Thursday, December 3, 2020

Trap

 There are still traps lurking in my psyche. Triggers and scripts I don't know about.

Last night I tried to take an interest in my adult son through dinner conversation. He was defensive and the more I tried to change my communication style and try again, even consciously telling him that, to avoid the problem, the worse it got. At some point in there I flashed back, if that's even the right word. I became the hyper-rational intellectual that baffles in the guise of explaining and then slowly manipulates and controls such that the other person breaks down and feels they are truly to blame. It's what was done to me and I learned it well. Combined with my hyper-vigillence of behavior, education in micro-expressions (passed the test with 98%) and IQ over 130, I'm often successful.

I didn't realize it was happening until finally I started to get unreasonably angry, disengaged, and realized 2 hours had passed.

It's impossible to fix the damage done. Apologies don't undo it. Further explanations just draw me right back into that mode. The only winning move is not to play, which leaves my son thinking I don't care about him again.

I want to cut my tongue out so I'll not be able to say anything. It would be a small price to pay to stop hurting those I love most. But then, I'd probably just find behavioral ways to do it.

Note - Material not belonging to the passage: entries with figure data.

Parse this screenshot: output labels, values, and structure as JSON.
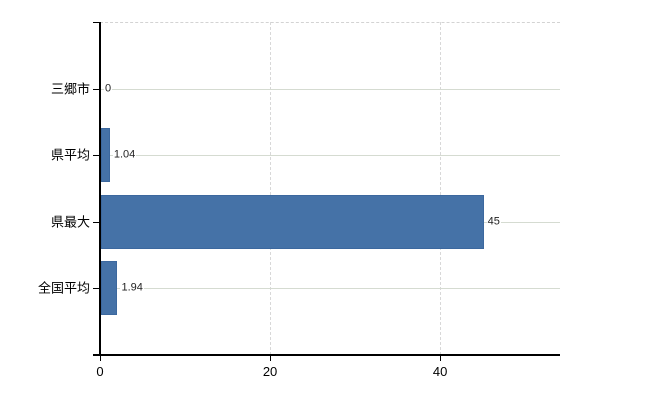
{
  "chart_data": {
    "type": "bar",
    "orientation": "horizontal",
    "title": "",
    "xlabel": "",
    "ylabel": "",
    "categories": [
      "三郷市",
      "県平均",
      "県最大",
      "全国平均"
    ],
    "values": [
      0,
      1.04,
      45,
      1.94
    ],
    "value_labels": [
      "0",
      "1.04",
      "45",
      "1.94"
    ],
    "xticks": [
      0,
      20,
      40
    ],
    "xtick_labels": [
      "0",
      "20",
      "40"
    ],
    "xlim": [
      0,
      54.1
    ],
    "grid": true,
    "legend": false,
    "bar_color": "#4572a7",
    "bar_border_color": "#3c689e",
    "hgrid_color": "#d5dbd1",
    "vgrid_color": "#d8d8d8",
    "axis_color": "#000000"
  }
}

So then I hear the song Hate Me playing in my head and I think the best move is to drive others away and let them hate me so they will stop trying to get close to me and being hurt.

It's made worse because I am aware of it. I'm no longer baffled by the reactions I get, or even blissfully assured of my own rightness like my Dad is to this day.

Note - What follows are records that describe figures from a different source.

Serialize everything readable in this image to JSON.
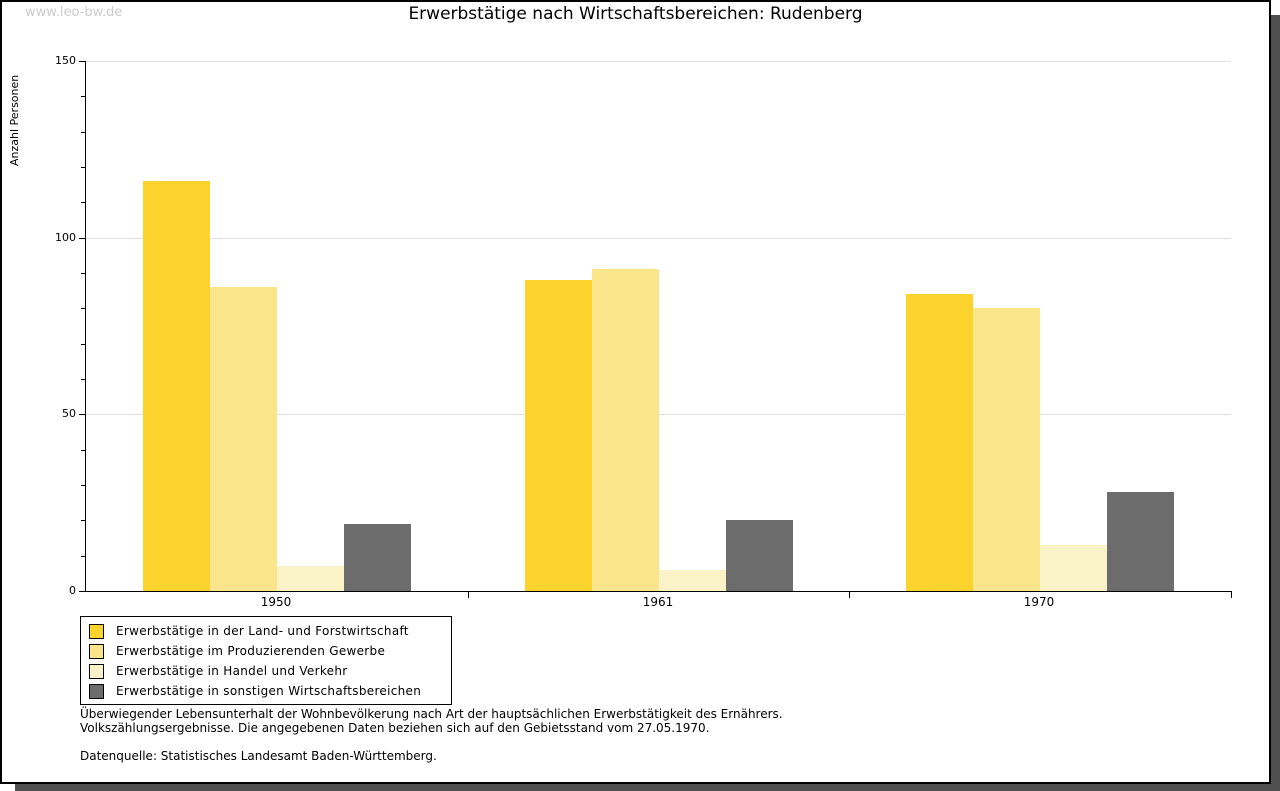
{
  "watermark": "www.leo-bw.de",
  "chart_data": {
    "type": "bar",
    "title": "Erwerbstätige nach Wirtschaftsbereichen: Rudenberg",
    "xlabel": "",
    "ylabel": "Anzahl Personen",
    "categories": [
      "1950",
      "1961",
      "1970"
    ],
    "series": [
      {
        "name": "Erwerbstätige in der Land- und Forstwirtschaft",
        "color": "#FCD32C",
        "values": [
          116,
          88,
          84
        ]
      },
      {
        "name": "Erwerbstätige im Produzierenden Gewerbe",
        "color": "#FBE58A",
        "values": [
          86,
          91,
          80
        ]
      },
      {
        "name": "Erwerbstätige in Handel und Verkehr",
        "color": "#FAF3C8",
        "values": [
          7,
          6,
          13
        ]
      },
      {
        "name": "Erwerbstätige in sonstigen Wirtschaftsbereichen",
        "color": "#6C6C6C",
        "values": [
          19,
          20,
          28
        ]
      }
    ],
    "ylim": [
      0,
      150
    ],
    "yticks": [
      0,
      50,
      100,
      150
    ],
    "minor_tick_step": 10,
    "grid": true,
    "legend_position": "bottom-left"
  },
  "footnotes": [
    "Überwiegender Lebensunterhalt der Wohnbevölkerung nach Art der hauptsächlichen Erwerbstätigkeit des Ernährers.",
    "Volkszählungsergebnisse. Die angegebenen Daten beziehen sich auf den Gebietsstand vom 27.05.1970."
  ],
  "source": "Datenquelle: Statistisches Landesamt Baden-Württemberg."
}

I can only bear it again and hope to God that I can change. I suppose it's hopeful that I didn't harm myself in my grief last night. I can take that as a sign of self-compassion.

This also highlights again the saving principle of Christianity thst so many don't understand in this way. As Steve Taylor said, Jesus is for losers. Because I know what it means "to do harm that I don't want to do" and truly can't help. I understand "the sins of the father being pushed to the 3rd generation." I see the desperate need for someone to absolve me of these things that I can't undo.

Jesus said "the Kingdom of Heaven is within you" and my therapist confirms that our conception of God lies deep in the core of our psyche. If I can't find forgiveness, compassions, and love there, I am truly damned. So I cling to these teachings. God help me.